Wie jede Wissenschaft ist die Heilpflanzenkunde ständigen Entwicklungen unterworfen. Soweit in diesem Beitrag medizinische Sachverhalte, Anwendungen und Rezepturen beschrieben werden, handelt es sich naturgemäß um allgemeine Darstellungen, die eine individuelle Beratung, Diagnose und Behandlung durch eine Ärztin, einen Arzt oder eine/einen Apothekerin nicht ersetzen können. Jede/Jeder Nutzende ist für die etwaige Anwendung und vorherige sorgfältige Prüfung von Dosierungen, Applikationen oder sonstigen Angaben selbst verantwortlich. Autoren und Autorinnen und Verlag haben große Sorgfalt darauf verwendet, dass diese Angaben bei ihrer Veröffentlichung dem aktuellen Wissensstand entsprechen. Eine Haftung für Schäden oder andere Nachteile ist jedoch ausgeschlossen.
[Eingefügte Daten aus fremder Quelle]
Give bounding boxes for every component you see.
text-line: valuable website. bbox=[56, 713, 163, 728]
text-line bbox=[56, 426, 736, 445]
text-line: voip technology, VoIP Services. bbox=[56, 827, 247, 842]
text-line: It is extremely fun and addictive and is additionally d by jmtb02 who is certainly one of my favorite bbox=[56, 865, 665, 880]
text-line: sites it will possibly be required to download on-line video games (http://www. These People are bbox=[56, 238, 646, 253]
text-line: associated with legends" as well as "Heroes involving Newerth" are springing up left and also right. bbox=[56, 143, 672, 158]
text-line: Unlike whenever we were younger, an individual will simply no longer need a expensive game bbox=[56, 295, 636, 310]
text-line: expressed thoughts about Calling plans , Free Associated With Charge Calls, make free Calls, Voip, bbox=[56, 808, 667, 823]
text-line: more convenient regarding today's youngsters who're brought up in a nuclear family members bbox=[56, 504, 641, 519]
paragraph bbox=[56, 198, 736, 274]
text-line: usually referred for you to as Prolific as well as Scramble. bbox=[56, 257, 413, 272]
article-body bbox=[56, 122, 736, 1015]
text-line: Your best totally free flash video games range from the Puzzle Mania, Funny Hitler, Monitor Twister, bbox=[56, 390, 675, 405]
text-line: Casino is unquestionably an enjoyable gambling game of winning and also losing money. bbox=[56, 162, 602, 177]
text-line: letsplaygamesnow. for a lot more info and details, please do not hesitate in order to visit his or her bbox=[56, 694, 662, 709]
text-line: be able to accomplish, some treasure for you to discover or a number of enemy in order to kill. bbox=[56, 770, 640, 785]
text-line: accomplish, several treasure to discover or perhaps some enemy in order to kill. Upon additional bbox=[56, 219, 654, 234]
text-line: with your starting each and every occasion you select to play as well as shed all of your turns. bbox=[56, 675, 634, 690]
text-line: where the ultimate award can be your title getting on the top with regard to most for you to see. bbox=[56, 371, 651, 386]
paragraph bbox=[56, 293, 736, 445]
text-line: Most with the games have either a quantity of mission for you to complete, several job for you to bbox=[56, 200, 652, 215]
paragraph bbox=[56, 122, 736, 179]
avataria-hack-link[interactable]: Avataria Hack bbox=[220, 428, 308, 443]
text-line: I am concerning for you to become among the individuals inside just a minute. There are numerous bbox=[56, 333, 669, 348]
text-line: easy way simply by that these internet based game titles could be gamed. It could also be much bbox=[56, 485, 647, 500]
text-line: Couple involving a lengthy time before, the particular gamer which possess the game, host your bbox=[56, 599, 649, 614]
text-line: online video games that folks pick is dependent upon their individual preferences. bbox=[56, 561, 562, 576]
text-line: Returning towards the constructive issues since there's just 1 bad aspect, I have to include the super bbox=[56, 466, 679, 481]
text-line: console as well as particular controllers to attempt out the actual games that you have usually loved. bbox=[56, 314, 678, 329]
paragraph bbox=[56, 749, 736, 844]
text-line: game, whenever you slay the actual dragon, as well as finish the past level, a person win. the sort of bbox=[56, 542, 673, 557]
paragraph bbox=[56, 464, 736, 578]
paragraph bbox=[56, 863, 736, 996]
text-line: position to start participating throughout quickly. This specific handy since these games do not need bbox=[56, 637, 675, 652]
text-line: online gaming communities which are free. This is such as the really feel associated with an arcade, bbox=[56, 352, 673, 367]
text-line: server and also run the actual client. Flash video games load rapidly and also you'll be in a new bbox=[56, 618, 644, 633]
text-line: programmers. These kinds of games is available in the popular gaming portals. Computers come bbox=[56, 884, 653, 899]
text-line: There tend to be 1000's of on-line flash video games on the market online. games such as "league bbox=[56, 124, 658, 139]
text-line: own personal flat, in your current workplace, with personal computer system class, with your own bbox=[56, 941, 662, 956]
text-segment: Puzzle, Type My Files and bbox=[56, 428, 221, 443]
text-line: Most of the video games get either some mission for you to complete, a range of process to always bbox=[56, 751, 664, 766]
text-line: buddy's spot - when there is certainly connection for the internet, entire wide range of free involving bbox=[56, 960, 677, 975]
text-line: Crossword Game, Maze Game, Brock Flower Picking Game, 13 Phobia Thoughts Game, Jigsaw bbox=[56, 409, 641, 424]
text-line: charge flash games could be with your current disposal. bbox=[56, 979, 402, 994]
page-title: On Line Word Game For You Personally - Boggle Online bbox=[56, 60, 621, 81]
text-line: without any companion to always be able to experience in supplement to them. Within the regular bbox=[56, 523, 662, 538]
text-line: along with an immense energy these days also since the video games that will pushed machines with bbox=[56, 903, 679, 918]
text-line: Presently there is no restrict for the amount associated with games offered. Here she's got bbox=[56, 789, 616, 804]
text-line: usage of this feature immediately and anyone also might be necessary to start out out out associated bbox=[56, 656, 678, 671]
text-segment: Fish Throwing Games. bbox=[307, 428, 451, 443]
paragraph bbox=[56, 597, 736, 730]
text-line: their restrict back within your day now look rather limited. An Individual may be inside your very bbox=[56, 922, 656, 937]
Für die meisten Heilpflanzen fehlen Studien zu Unbedenklichkeit bei der Anwendung in der Schwangerschaft und während der Stillzeit, sowie bei Säuglingen, (Klein-)Kindern und Jugendlichen unter 18 Jahren. Alle beschriebenen Anwendungen sollten daher, sofern nicht ausdrücklich im Beitrag anders beschrieben, bei diesen Personen und in diesen Lebensphasen nicht ohne ärztliche Zustimmung angewendet werden.